Citigroup Global Markets Inc. sued Ghazi Abbar in 2011, seeking to stop the arbitration before the Financial Industry Regulatory Authority. Abbar moved his investments from Deutsche Bank to Citigroup's Swiss affiliate in late 2005 when his private banker switched jobs.
When Abbar's investments were wiped out by 2009, he launched FINRA arbitration in New York against Citigroup's New York affiliate. Abbar has not written arbitration agreement with the New York affiliate - FINRA rules mandate arbitration only if Abbar is a "customer" of the New York affiliate.
Citigroup argued Abbar was not a "customer" of its New York affiliate, that risky leveraged options were purchased for his family's portfolio from Citigroup's United Kingdom affiliate. However, some of the investment bankers who helped develop Abbar's trading strategy were employed by the New York affiliate.
U.S. District Judge Louis Stanton agreed with Citigroup last year that Abbar was not a customer, halting the arbitration.
A three-judge panel with the 2nd Circuit unanimously affirmed the ruling on Aug. 1, saying New York employees "certainly provided services to Abbar," helping to structure and manage the option transactions.

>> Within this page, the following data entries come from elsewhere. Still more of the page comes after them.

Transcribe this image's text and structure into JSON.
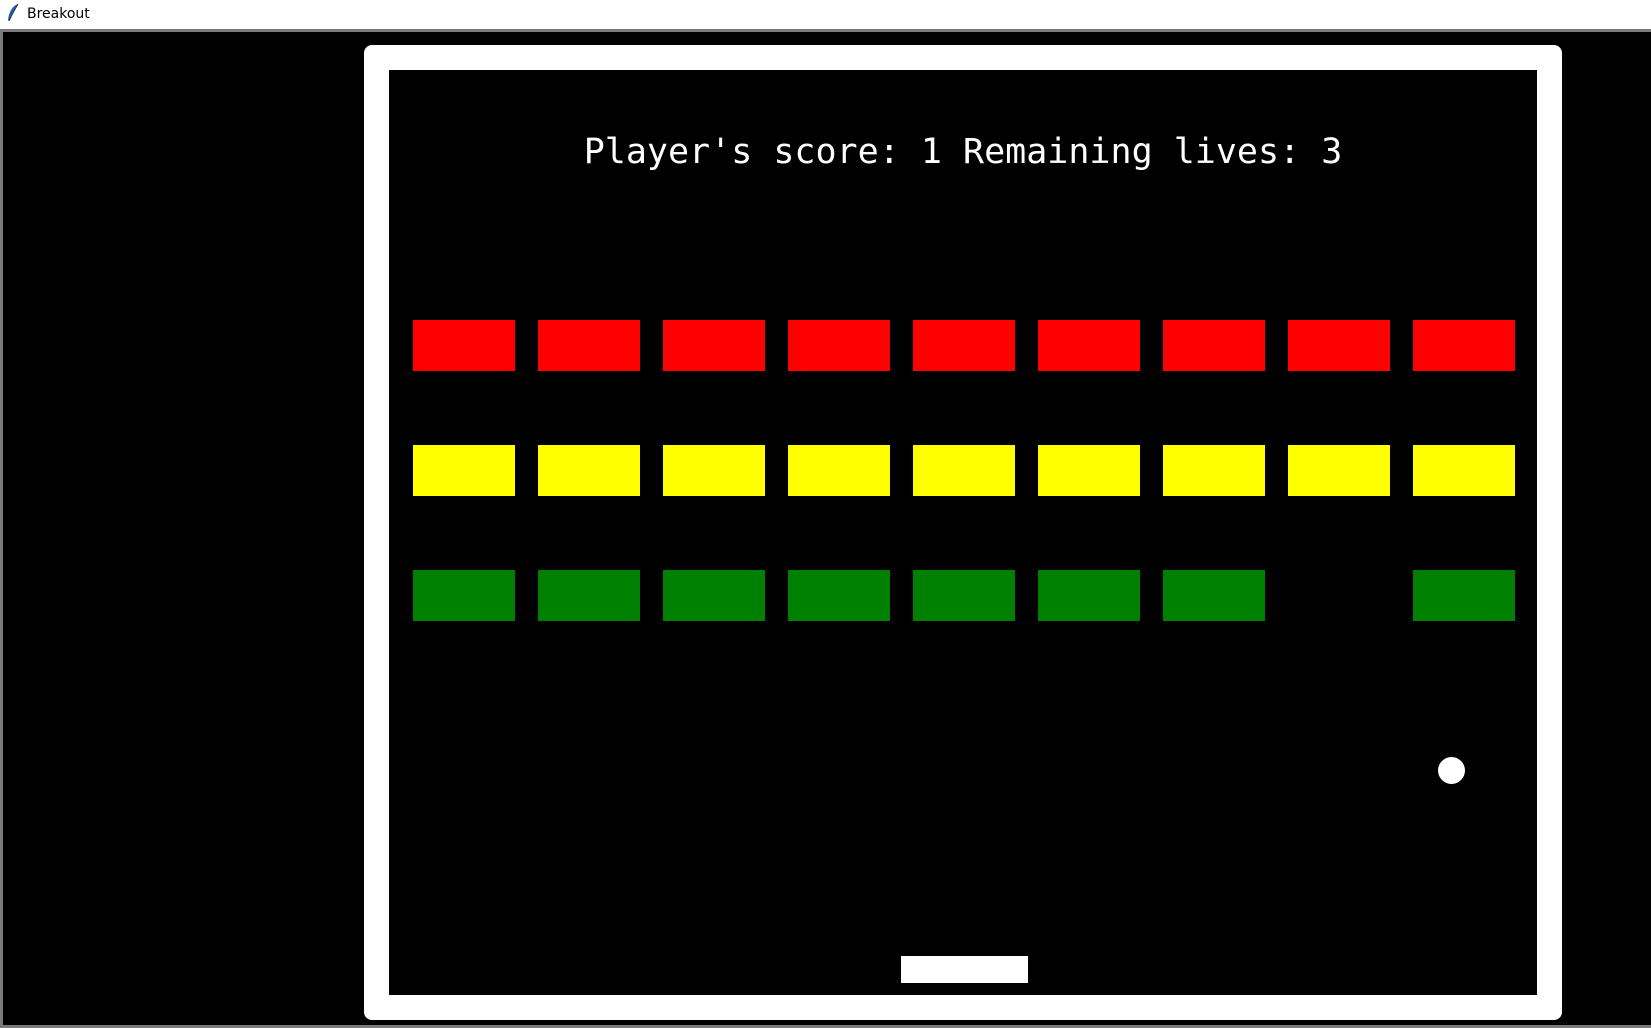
{
  "window": {
    "title": "Breakout",
    "icon": "feather-icon"
  },
  "hud": {
    "score_label": "Player's score:",
    "score": 1,
    "lives_label": "Remaining lives:",
    "lives": 3
  },
  "colors": {
    "background": "#000000",
    "wall": "#ffffff",
    "ball": "#ffffff",
    "paddle": "#ffffff"
  },
  "bricks": {
    "columns": 9,
    "rows": [
      {
        "name": "red",
        "color": "#ff0000",
        "present": [
          true,
          true,
          true,
          true,
          true,
          true,
          true,
          true,
          true
        ]
      },
      {
        "name": "yellow",
        "color": "#ffff00",
        "present": [
          true,
          true,
          true,
          true,
          true,
          true,
          true,
          true,
          true
        ]
      },
      {
        "name": "green",
        "color": "#008000",
        "present": [
          true,
          true,
          true,
          true,
          true,
          true,
          true,
          false,
          true
        ]
      }
    ]
  }
}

"However, Abbar did not purchase those services from Citi NY," Judge Dennis Jacobs wrote for the Manhattan-based court. "His investment agreements were with Citi UK, and the fee for all services rendered by Citigroup personnel and offices was paid to Citi UK. Citi UK - not Citi NY - was the counterparty to the option agreements and the structuring services letters. While Abbar was certainly a 'customer' of Citi UK, that relationship does not allow Abbar to compel arbitration against its corporate affiliate."
In his claim to arbitrators, Abbar blamed his losses on Citigroup's Swiss bankers mismanagement of the funds.
"Although Citi NY personnel played no role in negotiating the loan, Abbar testified that the loan facility and the option transactions were a 'package deal,' and that the workout discussions proposed consolidation of the two transactions," the opinion states. "Abbar therefore claimed that Citi NY was responsible for the $147 million loss, and sought recovery in the FINRA arbitration."
Abbar lost $198 million on options transactions, $147 million on the loan facility and $38 million he injected into the transactions.
Abbar could not be reached for comment Thursday. Citigroup is pleased with the appeals court's ruling, a spokesman said.